We need to learn a few lessons quickly and strengthen our Nation again by increasing domestic manufacturing and employing the fathers of our future soldiers. We also don't need to be educating and employing so many foreign engineers who later build weapons against us in adversarial nations.
37
posted on
04/02/2008 12:36:05 AM PDT
by
familyop
(Worthless male weekend warrior has-been trash with no degree.)
To: JLS
there are revisions to the GDP growth data. I did check and find a contemporaneous source showing no negative GDP until 2001:Q3, 2000:Q3 and 2001:Q1 must be due to revisions. I clearly recall that some "rosy scenario" numbers came out of the Clinton Commerce Department in mid-2000 which got revised downward after the election, if not before.
38
posted on
04/02/2008 3:29:05 AM PDT
by
conservatism_IS_compassion
(The Democratic Party is only a front for the political establishment in America - Big Journalism.)
To: garyhope
Lott is wrong.
Granted a recession is two consecutive quarters of negative growth.
Granted that there have been no quarters of negative growth.
You see, big oil man George W Bush gave the Earth a fever with his callous disregard for the dangers of CO2. And the Earth's fever is inflating the GDP readings, and thus obscuring the fact that there is a recession.

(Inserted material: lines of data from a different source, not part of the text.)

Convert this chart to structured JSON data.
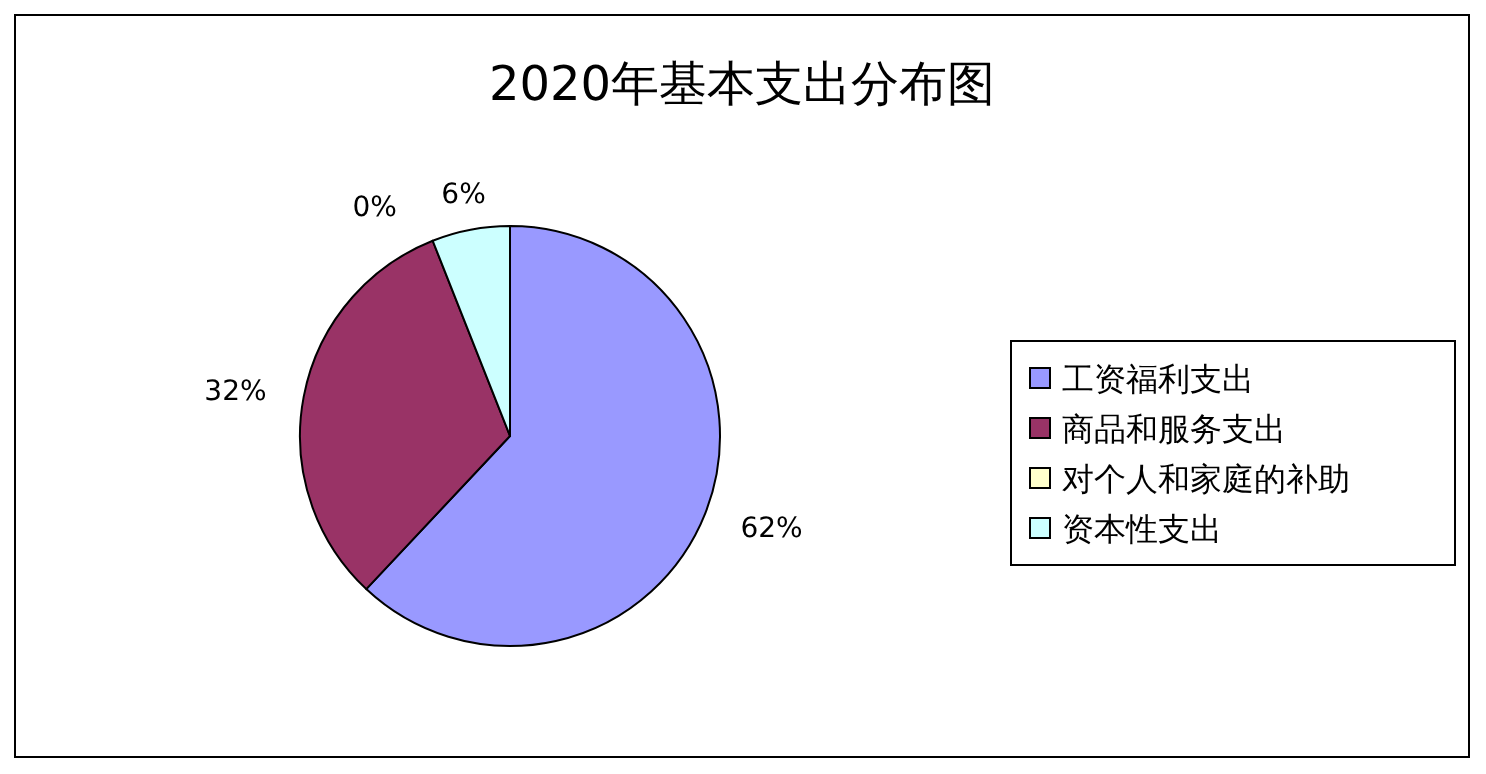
{
  "chart_data": {
    "type": "pie",
    "title": "2020年基本支出分布图",
    "categories": [
      "工资福利支出",
      "商品和服务支出",
      "对个人和家庭的补助",
      "资本性支出"
    ],
    "values": [
      62,
      32,
      0,
      6
    ],
    "value_labels": [
      "62%",
      "32%",
      "0%",
      "6%"
    ],
    "colors": [
      "#9999ff",
      "#993366",
      "#ffffcc",
      "#ccffff"
    ],
    "legend": "right"
  }
}
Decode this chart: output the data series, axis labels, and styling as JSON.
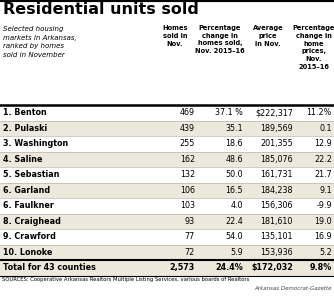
{
  "title": "Residential units sold",
  "col_headers": [
    "Homes\nsold in\nNov.",
    "Percentage\nchange in\nhomes sold,\nNov. 2015–16",
    "Average\nprice\nin Nov.",
    "Percentage\nchange in\nhome\nprices,\nNov.\n2015–16"
  ],
  "rows": [
    [
      "1. Benton",
      "469",
      "37.1 %",
      "$222,317",
      "11.2%"
    ],
    [
      "2. Pulaski",
      "439",
      "35.1",
      "189,569",
      "0.1"
    ],
    [
      "3. Washington",
      "255",
      "18.6",
      "201,355",
      "12.9"
    ],
    [
      "4. Saline",
      "162",
      "48.6",
      "185,076",
      "22.2"
    ],
    [
      "5. Sebastian",
      "132",
      "50.0",
      "161,731",
      "21.7"
    ],
    [
      "6. Garland",
      "106",
      "16.5",
      "184,238",
      "9.1"
    ],
    [
      "6. Faulkner",
      "103",
      "4.0",
      "156,306",
      "-9.9"
    ],
    [
      "8. Craighead",
      "93",
      "22.4",
      "181,610",
      "19.0"
    ],
    [
      "9. Crawford",
      "77",
      "54.0",
      "135,101",
      "16.9"
    ],
    [
      "10. Lonoke",
      "72",
      "5.9",
      "153,936",
      "5.2"
    ]
  ],
  "total_row": [
    "Total for 43 counties",
    "2,573",
    "24.4%",
    "$172,032",
    "9.8%"
  ],
  "sources": "SOURCES: Cooperative Arkansas Realtors Multiple Listing Services, various boards of Realtors",
  "attribution": "Arkansas Democrat-Gazette",
  "shaded_rows": [
    1,
    3,
    5,
    7,
    9
  ],
  "shade_color": "#ede8dc",
  "white_color": "#ffffff",
  "title_color": "#000000"
}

Obviously it was Karl Rove's idea to pump up the CO2 to obscure the bad economy...but the American people can see through this ruse.
So we are still in a recession because everybody says so. Heck it might even be a depression.</satire>
39
posted on
04/02/2008 3:40:56 AM PDT
by
AndyTheBear
(Disastrous social experimentation is the opiate of elitist snobs.)
To: garyhope
Propagation of the myth that we are in a Recession has been done in order to justify the lowering of interest rates in order to pump up the stock market for the big financial interests in New York, and the bottomlines of banks.
40
posted on
04/02/2008 4:27:26 AM PDT
by
Uncle Chip
(TRUTH : Ignore it. Deride it. Allegorize it. Interpret it. But you can't ESCAPE it.)